Venture funds will likely find it more difficult to raise new funds in the near term. VCs have recently been able to raise massive funds due to general interest in biopharma innovation, increasing LP interest in private markets due to super-low interest rates, and high paper markups (or markups of investments in newly-public companies, which are functionally illiquid) caused by the frothy markets. All three of these forces seem to be reversing: sentiment in biotech is falling, interest rates are rising, and VC's public positions are being massively marked down, with prospects for private holdings becoming less rosy over the near term as well.

Unless there is a recovery, there will be a shakeout in the venture market. While the winners of the last few years have been those who have been able to find and get into the hottest deals, the survivors of a shakeout will likely be those who can pick fundamentally strong (rather than "hot") companies. Investors will have to be picky both within their portfolio (which core holdings do they double down on) and for new investments. Dispersion of private fund returns will likely increase as the best and worst "pickers" separate from the pack.

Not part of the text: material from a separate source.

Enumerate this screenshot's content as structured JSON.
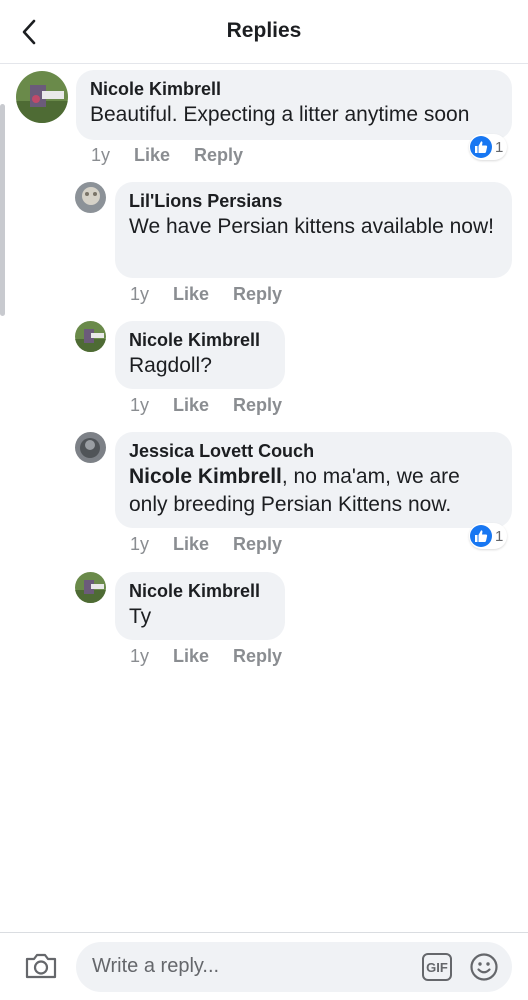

The good news for companies and investors is that the reward for surviving a downturn is the opportunity to build a truly lasting company. With less competition for technology and talent, the winners can consolidate their positions and generate returns that were simply not possible in the frothy markets of 2020-2021. Moderna was founded in 2010, in the wasteland of the post-financial crisis biotech ecosystem. Illumina survived the dotcom crash and became arguably the most impactful company of a generation. A bit of volatility and dilution is a small price to pay for that level of success.


Benchmark VC performance

Deal-level cash-on-cash returns, proceeds from exits, check sizes, and more for thousands of biopharma investors covering $100B+ in global venture investment.


1 Altos Labs' $3B raise in Jan 2022: Altos is an outlier in terms of team, science, investors and funding, and at least $270M of that was raised prior to June 2021, so it's reasonable to exclude this when tallying venture investments.